Guerrilla gardening in L.A.

The term "guerrilla gardening" evokes a gritty, iconic Banksy image come to life -- fighters in balaclavas, moving in shadows, poised to pitch their grenades. Except these bombs are filled with seeds, not shrapnel.

The guerrilla gardening strategy is this: Find an unused plot of city landscape, a strip of public dirt next to a major intersection, a parcel of weeds next to an on-ramp. Drop some seed bombs. Make it into an unofficial city garden.

The concept is so simple yet revolutionary that the idea has taken off across the globe, with renegade gardeners digging and planting in the urban jungles of London, Berlin, New York and now Los Angeles.

Two new guerrilla gardening troupes sprang up in 2008, Los Angeles Guerrilla Gardening and South Central Resistance, two groups with the same goal of urban (if not exactly legal) regeneration.

Starting last summer, LAGG has successfully cultivated gardens in Hollywood and Silver Lake, turning dry dirt beds into lush oases full of flowers, shrubs and bushes. The number of gardeners working with them has swelled to around 100, each with aliases as colorful as the plants they plot, sobriquets like Daisy La Plante, Roly Poly, Warthog and Manure.

For the most part, LAGG efforts have been met with enthusiasm from local residents, some of whom have made generous donations. The group even has the support of City Councilman Tom LaBonge, who visited them during an August "dig" and bought ice cream for everyone.

Legally, however, these gardeners tread on undefined territory.

"Each guerrilla gardening scenario would have to be evaluated individually," says General Services Police Chief Gary Newton. "It really depends on which jurisdiction the plot of land in question is in." He says some municipal codes about defacing parkland and other city properties, as well as state trespassing laws, might apply. "Generally, though, it's not something we get involved with."

City attorney's office spokesman Frank Mateljan agreed, saying, "It's definitely a gray area, and there are no hard-and-fast rules that would pertain to it."

In downtown L.A., students at the Animo Film and Theater Arts Charter High School found out just how gray.

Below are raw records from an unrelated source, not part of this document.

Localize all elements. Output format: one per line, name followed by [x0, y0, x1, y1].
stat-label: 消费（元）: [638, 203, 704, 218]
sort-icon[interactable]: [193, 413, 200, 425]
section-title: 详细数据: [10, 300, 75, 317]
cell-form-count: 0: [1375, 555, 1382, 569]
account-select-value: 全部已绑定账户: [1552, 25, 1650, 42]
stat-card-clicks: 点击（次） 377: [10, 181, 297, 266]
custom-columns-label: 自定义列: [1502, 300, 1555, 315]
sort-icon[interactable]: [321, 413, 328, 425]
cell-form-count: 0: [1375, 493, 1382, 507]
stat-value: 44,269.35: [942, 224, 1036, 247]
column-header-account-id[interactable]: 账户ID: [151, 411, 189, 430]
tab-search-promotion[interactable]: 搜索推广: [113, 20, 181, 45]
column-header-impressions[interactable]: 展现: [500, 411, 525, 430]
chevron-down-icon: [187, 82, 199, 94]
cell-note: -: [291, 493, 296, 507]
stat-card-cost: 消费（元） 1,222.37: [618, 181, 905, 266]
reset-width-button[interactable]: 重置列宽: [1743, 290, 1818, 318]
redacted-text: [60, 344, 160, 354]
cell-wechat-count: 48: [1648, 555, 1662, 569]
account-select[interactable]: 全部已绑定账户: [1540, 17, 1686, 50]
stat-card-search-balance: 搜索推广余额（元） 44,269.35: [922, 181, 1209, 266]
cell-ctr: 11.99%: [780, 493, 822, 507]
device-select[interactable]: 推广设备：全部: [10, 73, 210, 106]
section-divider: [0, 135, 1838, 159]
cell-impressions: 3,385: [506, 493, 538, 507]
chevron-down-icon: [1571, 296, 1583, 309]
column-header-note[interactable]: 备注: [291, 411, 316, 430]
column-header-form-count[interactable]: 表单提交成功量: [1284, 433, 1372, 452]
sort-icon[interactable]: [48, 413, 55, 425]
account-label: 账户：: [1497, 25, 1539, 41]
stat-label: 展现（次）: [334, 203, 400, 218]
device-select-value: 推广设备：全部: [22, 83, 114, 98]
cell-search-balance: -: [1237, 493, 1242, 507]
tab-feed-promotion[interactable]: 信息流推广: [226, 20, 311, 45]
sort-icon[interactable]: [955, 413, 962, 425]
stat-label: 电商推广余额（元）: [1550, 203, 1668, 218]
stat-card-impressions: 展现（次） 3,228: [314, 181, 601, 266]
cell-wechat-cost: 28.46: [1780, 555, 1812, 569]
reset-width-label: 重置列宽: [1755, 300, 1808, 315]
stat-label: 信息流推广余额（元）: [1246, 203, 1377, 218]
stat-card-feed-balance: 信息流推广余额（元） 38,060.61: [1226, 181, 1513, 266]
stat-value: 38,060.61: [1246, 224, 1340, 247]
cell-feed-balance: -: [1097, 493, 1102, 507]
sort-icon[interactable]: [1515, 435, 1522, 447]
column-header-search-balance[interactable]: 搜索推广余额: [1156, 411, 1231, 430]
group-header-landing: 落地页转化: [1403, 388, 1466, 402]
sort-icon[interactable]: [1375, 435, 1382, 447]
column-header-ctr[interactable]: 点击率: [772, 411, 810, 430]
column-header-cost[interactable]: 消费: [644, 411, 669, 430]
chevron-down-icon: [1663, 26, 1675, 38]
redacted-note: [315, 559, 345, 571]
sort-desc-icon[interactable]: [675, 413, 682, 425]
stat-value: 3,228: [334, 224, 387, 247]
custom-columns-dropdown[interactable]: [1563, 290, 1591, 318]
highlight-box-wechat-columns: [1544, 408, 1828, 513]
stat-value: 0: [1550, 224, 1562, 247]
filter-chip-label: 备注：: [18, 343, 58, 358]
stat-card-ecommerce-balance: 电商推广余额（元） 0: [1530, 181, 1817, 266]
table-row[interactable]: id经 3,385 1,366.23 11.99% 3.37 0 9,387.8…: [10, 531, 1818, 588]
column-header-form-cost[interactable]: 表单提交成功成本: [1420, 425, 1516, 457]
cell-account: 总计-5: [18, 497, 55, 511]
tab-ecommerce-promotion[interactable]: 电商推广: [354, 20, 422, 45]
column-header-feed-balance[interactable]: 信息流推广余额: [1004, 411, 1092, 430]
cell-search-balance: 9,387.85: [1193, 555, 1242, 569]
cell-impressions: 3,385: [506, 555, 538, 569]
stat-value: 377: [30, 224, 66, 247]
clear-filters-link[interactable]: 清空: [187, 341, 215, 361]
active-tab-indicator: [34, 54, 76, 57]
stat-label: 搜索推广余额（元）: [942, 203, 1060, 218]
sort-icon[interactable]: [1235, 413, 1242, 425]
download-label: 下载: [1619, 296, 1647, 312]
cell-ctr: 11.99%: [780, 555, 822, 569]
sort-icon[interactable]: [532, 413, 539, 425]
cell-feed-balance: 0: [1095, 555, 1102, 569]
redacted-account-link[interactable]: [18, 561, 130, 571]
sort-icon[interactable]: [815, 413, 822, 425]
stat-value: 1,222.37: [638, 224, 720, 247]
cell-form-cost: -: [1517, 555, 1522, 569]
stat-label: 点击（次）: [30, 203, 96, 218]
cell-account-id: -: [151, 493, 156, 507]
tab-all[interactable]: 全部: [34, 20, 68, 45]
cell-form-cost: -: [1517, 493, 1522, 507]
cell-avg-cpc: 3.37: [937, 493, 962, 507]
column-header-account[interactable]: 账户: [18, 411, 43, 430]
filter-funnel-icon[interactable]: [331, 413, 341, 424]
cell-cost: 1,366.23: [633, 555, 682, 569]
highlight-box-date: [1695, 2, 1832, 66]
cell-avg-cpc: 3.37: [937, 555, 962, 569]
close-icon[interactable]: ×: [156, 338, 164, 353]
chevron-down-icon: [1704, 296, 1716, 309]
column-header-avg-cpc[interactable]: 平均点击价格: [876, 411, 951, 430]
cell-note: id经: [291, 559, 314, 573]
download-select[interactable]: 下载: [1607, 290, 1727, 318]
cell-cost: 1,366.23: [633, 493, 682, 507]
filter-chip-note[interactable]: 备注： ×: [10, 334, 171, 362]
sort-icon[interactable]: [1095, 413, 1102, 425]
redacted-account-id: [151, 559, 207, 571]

Junior Blanca Perez, 16, and her advisor, Jessica Davis, gathered 30 of Perez's classmates and set out, shovels in hand, to garden the intersection of Slauson Avenue and Figueroa Street. They soon found themselves up against a wall -- literally -- when LAPD officers arrived and told them to line up, hands behind their backs.

"The officers didn't believe us when we told them we were gardening," says Davis. "They thought it was a cover-up for something else, like we were burying drugs or something."

According to Davis, the officers called for backup and held the group for close to an hour. The students and their advisor were eventually let go with a warning.

Davis says she and other Animo staff followed up by filing a complaint with the LAPD. In the process, Perez and her crew had to abandon tools, supplies and plants, but they gained resolve.

"South Central Resistance was basically formed out of that experience." says Blanca. SCR penned its manifesto soon after, with tenets including "Love and take care of the earth" and "Protect the plants at all costs."

In the last few months, SCR and LAGG have joined forces. In November, LAGG led a seed-bombing workshop with the students at Animo High, sharing tips, tricks and stories with the young group.

Blanca Perez has big plans for 2009. "Our focus is in the South-Central areas of L.A.," she said, "because there isn't much going on there -- yet."